Bartlett’s vision for the Campbell Pollinator Meadows and River Park is to have a natural area that everybody can enjoy. Meadows with beautiful plants, strips of cultivated and maintained pollinator flowers to provide ecosystems for ever-important honey bees, inviting sanctuaries for native and migrating birds, inviting trails for joggers and walkers and anybody wishing to experience the Earth’s natural wonders — the seeds have been planted, so to speak, but help is needed to maintain and improve upon what is already there.

In his lifetime, Bartlett would love to see a more formal parking area and entrance for the park. He’d love to see bathrooms and other facilities and perhaps a pavilion for professors and their students to gather under in case a storm comes in. It doesn’t matter that it used to be a golf course and, perhaps, none of this was ever part of the “big plan” from the beginning. It’s here now, and there’s great value in having it, he says.
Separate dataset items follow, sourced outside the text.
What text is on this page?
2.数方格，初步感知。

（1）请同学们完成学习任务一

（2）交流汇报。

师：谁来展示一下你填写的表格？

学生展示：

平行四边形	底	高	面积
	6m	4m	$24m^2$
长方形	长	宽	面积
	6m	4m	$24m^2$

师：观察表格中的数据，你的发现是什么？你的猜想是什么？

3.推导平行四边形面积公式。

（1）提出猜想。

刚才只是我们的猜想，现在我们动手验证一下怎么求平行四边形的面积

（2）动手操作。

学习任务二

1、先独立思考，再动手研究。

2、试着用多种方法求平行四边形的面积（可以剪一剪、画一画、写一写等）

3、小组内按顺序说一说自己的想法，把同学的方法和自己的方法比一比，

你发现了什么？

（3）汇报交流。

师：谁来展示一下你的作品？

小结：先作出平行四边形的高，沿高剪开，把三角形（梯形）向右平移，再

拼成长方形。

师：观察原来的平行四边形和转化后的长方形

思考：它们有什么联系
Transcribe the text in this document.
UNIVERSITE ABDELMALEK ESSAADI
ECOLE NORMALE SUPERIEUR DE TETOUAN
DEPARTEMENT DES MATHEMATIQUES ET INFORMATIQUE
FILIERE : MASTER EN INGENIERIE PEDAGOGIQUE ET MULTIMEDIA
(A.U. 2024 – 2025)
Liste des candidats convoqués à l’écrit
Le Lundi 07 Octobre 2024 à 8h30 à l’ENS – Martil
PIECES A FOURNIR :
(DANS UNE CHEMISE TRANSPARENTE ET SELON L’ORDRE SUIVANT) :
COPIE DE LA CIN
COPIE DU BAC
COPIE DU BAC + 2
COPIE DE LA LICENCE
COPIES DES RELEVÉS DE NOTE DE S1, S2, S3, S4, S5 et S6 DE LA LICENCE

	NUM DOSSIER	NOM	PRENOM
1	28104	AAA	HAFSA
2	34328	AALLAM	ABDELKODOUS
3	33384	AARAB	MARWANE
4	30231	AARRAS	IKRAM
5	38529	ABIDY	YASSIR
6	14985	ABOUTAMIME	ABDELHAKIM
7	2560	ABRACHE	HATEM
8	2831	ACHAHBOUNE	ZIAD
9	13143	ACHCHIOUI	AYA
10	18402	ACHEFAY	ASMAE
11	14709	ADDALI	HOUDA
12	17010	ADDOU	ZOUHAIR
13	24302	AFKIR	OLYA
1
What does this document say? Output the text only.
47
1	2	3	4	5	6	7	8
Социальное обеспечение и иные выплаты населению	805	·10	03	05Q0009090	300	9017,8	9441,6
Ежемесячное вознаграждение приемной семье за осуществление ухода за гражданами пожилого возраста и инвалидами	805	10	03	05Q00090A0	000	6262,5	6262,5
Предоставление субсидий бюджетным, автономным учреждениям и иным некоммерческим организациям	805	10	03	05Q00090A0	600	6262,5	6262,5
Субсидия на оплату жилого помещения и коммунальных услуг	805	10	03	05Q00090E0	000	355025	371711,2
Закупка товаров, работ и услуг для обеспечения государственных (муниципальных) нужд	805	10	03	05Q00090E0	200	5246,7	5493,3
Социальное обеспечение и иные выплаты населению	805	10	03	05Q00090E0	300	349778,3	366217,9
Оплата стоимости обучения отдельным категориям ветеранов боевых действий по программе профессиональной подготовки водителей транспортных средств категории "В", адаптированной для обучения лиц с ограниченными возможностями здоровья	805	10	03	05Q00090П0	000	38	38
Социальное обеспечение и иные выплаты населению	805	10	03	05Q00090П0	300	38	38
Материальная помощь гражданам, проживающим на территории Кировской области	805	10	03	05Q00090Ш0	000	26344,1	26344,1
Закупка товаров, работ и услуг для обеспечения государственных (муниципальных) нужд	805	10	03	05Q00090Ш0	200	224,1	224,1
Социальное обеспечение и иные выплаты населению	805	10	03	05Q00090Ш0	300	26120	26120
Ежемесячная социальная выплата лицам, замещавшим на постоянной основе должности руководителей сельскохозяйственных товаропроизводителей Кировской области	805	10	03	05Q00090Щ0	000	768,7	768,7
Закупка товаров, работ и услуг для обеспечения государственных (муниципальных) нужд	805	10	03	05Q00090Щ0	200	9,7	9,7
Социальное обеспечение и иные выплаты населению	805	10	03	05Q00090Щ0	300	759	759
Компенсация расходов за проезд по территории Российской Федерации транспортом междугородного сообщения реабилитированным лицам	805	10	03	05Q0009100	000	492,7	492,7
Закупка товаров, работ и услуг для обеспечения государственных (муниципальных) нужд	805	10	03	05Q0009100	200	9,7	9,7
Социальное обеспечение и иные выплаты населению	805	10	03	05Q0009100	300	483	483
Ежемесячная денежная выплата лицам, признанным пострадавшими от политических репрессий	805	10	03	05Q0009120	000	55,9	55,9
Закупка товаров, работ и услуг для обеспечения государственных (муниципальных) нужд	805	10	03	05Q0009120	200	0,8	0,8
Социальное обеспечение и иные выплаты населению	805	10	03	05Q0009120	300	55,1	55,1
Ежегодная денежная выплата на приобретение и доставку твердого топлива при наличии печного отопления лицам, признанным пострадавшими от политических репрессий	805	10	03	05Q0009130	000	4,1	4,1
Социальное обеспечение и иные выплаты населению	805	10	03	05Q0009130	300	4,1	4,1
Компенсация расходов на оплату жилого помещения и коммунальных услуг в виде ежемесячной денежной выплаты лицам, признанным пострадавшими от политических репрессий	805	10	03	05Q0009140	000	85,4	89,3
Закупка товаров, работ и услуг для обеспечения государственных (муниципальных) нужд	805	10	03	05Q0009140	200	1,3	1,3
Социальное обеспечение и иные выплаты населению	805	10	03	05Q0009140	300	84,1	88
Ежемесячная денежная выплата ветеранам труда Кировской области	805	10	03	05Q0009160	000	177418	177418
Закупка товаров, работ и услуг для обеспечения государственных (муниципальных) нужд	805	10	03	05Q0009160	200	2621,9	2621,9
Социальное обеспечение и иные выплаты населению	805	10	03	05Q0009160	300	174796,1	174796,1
“My plan is to keep doing what I’m doing,” he says. “You work hard, and you hope that others can see your vision and see what’s happening. And I do think people are starting to see the value of it.”


Lillington

Steady growth for Harnett’s county seat: The Cape Fear River’s northern-most town is also the county seat for Harnett County and a community that’s experienced slow, but steady growth in the last 10 years. Lillington residents enjoy small-town hospitality, convenient location in central North Carolina and access to beautiful natural resoruces like the river and nearby Raven Rock State Park. The Lost Paddle Tavern and Kayak Shop offers kayak and tube rentals and boat access to the river at the U.S. 421 bridge. The shop’s manager Kayla Walvatne says Campbell students are regular customers during “tube season,” and on a busy day, as many as 600 people will come to enjoy the calm waters of the Cape Fear.


Dunn & Erwin

History and nature in one of U.S.’ top micropolitan areas: A fun fact — Erwin, North Carolina, was originally named “Duke, North Carolina” but the name was changed after the formation of the University in Durham to avoid any confusion. The Erwin Cottom Mill, built in 1902, would make the town an important contributor to the U.S. denim industry, becoming one of the top producers of the fabric for the first half of the 20th century. Erwin and its neighbor, the City of Dunn, experienced little growth for decades until recently. Over the last decade the Dunn Micropolitan area is considered one of the fastest-growing micropolitans in the U.S. thanks to its proximity to the booming Triangle area and the bustling I-95 corridor. Dunn and Erwin residents can experience the benefits of business growth while also having access to history and natural beauty. The Cape Fear parallel with both, and in between the Averasboro Battlefield draws thousands of Civil War historians and enthusiasts every year.